The solutions are all too obvious.
“We need new mechanisms for people to access the immigration process in an orderly way,” Melaku said. “Our system was built 30-plus years ago not accounting for things like climate change and rising authoritarian governments around the world. Our policy and infrastructure systems are underfunded and totally inadequate.”
As a result, she said, “Waves of refugees and asylum seekers can’t access the system.”
The United Nations reported more than 100 million people worldwide were “forcibly displaced” in the first five months of 2022. That was up from 89.3 million in all of 2021. And that’s just the beginning.
The agency estimates 1.2 billion people will become climate refugees by 2050.
The United States has spectacularly failed even to acknowledge the problem.
Poorer countries — Turkey, Uganda, Lebanon, Colombia — took in about 83% of the world’s refugees.
Among the richer countries, Germany and Canada stand out as welcoming and well-equipped to integrate immigrants into their cultures and economies.
Canada attributes its speedy recovery from the COVID economic downturn and its vibrant economy to the influx of immigrants in recent years. Last year it welcomed 431,645 new permanent residents.
The country said immigration accounted for nearly 100% of the country’s workforce growth and that immigrants comprise 36% of the country’s physicians, 33% of business owners with paid staff, and 41% of engineers.
To keep the pipeline moving, Canada is spending an additional $50 million this year to process applications for residency more efficiently.
The agency known as Immigration, Refugee and Citizenship Canada last week announced its commitment to immigrants saying, “As we plan to continue to welcome historic numbers of newcomers, IRCC has added resources, embraced new technology, streamlined processing, and brought more processes online.
“As the Government of Canada focuses on addressing the acute labour market shortages we are facing today and building a strong economy into the future, one thing remains certain: immigration is a key part of the solution.”
Instead of warehousing people in shelters and busing them across the country for political stunts, Canada is putting them to work.
A key factor in the extraordinary inability of the U.S. to address the humanitarian crisis and resolve the immigration standoff is racism.

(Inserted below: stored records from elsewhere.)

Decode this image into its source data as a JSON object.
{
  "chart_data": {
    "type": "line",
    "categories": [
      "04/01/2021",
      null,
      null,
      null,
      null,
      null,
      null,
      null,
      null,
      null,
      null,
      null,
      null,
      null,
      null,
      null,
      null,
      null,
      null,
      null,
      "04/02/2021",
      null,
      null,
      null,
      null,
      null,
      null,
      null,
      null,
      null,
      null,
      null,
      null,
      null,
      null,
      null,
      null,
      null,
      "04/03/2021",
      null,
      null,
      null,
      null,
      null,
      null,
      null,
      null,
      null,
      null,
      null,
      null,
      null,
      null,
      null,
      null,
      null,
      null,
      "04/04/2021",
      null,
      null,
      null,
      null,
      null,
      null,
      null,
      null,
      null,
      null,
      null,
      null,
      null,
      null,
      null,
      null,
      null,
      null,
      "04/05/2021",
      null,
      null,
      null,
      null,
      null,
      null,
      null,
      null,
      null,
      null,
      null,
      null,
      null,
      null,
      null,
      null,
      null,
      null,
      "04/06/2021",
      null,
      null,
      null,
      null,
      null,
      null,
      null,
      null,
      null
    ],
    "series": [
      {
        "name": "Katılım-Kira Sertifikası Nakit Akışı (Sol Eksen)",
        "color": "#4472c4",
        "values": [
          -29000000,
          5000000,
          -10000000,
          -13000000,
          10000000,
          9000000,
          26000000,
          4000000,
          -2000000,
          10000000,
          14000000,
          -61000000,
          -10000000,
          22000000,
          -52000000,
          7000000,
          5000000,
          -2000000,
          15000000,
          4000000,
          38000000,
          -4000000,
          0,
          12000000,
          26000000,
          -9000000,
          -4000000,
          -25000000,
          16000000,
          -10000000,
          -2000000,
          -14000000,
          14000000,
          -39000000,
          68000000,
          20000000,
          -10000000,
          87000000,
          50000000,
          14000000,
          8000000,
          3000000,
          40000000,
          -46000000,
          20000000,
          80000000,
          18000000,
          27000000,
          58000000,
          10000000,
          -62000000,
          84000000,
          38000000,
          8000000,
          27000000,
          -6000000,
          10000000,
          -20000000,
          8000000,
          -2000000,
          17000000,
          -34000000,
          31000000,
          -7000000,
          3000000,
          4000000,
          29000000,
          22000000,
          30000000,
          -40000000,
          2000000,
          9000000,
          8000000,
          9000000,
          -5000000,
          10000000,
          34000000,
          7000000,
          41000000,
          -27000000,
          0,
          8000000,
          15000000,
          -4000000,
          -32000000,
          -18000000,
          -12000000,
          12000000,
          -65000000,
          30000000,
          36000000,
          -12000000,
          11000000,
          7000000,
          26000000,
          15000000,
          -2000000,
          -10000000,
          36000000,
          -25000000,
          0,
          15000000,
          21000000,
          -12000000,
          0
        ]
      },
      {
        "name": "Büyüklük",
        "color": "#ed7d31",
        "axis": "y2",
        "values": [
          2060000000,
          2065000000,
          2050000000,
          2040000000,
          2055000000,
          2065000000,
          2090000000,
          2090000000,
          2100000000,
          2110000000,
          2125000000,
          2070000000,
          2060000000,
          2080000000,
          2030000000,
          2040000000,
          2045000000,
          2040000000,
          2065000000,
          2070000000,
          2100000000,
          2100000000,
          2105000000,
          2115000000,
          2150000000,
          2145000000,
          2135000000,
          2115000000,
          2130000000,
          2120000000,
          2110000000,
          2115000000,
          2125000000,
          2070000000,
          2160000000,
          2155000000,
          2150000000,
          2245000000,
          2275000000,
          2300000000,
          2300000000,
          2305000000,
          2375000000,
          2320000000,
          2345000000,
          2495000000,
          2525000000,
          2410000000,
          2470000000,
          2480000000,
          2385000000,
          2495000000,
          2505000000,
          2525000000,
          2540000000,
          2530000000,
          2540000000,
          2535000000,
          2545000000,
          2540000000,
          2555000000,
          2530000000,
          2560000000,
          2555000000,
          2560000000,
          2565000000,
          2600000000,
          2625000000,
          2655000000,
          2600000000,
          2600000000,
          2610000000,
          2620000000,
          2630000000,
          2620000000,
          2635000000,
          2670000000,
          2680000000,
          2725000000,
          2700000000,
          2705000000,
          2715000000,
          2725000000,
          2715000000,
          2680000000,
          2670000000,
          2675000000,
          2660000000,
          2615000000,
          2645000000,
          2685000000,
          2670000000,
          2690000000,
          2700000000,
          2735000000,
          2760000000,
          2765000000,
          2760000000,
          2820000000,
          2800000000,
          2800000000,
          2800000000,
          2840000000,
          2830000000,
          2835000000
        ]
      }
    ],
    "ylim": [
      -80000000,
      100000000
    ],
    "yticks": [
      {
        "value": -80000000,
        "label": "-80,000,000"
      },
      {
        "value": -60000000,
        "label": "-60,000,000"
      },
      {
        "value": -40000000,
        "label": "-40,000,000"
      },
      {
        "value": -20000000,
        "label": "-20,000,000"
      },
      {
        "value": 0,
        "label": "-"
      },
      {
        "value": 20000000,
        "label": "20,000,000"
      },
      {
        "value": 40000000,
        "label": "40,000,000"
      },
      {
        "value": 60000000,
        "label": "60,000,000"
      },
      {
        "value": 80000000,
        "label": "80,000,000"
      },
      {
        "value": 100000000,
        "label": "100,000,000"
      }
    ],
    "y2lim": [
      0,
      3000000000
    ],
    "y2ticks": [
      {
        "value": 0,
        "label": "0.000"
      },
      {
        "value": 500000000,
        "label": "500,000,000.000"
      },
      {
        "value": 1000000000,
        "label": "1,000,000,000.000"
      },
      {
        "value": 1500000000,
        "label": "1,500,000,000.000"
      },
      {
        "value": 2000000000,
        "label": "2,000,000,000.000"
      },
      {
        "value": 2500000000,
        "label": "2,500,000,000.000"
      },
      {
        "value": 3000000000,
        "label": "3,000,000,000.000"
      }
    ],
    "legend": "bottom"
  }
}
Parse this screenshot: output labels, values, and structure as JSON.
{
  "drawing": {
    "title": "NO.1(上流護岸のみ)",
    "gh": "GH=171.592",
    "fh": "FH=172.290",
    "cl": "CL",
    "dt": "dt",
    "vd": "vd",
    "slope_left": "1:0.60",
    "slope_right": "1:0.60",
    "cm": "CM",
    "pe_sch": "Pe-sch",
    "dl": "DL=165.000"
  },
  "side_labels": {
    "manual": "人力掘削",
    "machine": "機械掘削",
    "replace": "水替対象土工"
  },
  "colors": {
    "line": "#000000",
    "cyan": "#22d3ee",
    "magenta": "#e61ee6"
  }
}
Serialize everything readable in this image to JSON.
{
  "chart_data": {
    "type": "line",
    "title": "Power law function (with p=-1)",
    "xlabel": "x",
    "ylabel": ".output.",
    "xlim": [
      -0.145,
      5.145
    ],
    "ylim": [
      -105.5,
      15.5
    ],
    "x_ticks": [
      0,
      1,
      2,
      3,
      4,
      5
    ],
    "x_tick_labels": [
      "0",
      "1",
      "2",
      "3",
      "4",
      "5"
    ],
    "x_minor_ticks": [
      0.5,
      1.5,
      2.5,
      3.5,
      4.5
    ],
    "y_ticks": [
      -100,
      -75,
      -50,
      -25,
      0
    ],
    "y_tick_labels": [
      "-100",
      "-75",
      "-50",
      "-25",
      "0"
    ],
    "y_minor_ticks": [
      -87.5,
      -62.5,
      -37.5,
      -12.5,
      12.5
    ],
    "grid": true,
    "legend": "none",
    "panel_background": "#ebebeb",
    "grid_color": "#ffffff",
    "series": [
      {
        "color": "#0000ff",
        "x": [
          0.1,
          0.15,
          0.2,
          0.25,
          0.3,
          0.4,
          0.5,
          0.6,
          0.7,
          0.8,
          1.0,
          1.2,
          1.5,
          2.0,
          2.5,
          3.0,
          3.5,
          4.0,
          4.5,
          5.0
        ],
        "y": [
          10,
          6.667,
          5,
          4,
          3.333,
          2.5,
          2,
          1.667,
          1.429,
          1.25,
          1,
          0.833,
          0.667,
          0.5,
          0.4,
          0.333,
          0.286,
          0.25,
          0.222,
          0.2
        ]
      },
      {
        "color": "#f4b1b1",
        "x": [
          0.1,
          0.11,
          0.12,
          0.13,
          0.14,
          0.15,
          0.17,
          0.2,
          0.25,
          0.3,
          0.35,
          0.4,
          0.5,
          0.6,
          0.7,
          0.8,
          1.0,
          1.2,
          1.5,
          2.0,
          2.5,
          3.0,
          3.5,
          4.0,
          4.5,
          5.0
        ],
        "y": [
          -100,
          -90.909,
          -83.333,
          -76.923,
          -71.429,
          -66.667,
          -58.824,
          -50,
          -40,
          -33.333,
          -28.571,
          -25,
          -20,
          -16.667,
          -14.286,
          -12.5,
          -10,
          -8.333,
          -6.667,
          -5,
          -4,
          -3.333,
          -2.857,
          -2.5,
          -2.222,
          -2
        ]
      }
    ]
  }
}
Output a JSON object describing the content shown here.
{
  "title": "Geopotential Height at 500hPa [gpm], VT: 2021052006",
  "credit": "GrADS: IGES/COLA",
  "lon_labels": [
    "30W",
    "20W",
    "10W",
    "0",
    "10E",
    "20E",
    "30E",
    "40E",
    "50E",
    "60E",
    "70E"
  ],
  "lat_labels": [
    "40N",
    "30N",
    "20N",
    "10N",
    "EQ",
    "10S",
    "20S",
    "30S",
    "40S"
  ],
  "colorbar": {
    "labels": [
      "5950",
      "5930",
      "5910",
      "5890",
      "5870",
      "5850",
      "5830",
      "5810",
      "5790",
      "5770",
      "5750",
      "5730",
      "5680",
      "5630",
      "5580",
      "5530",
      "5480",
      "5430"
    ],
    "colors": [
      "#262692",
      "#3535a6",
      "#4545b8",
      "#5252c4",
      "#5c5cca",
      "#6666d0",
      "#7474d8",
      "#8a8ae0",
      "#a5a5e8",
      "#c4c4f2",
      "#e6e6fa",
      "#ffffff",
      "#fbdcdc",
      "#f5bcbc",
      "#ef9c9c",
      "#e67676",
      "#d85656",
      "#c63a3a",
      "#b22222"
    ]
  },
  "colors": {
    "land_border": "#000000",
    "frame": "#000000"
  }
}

“We can’t have a conversation about welcoming immigrants without talking about race,” Melaku said.
To illustrate that point, she cited the programs to resettle more than 75,000 refugees from Afghanistan and 180,000 from Ukraine in the past year while refugees from violence in Central and South America are turned away at the border.
“When we see what we are doing for those arriving from Afghanistan and Ukraine, it reveals the inefficiencies in the system and at the same time it shows us what is possible,” she said.
“We need a cultural dialogue and new policy approaches. We need modern infrastructure. And we need to talk about what kind of a welcoming nation we want to be.”
A recent Pew Research Center survey found 72% of Americans support increased refugee resettlement in the U.S.
Deep down we all know it’s good for the economy; it’s good for global stability; it’s good for the soul.
And putting an end to the devious manipulation that has characterized the whole immigration debate for the past two decades in Washington just might inject a dose of sanity into a political system that all agree has run seriously amok.
Diane Carman is a Denver communications consultant.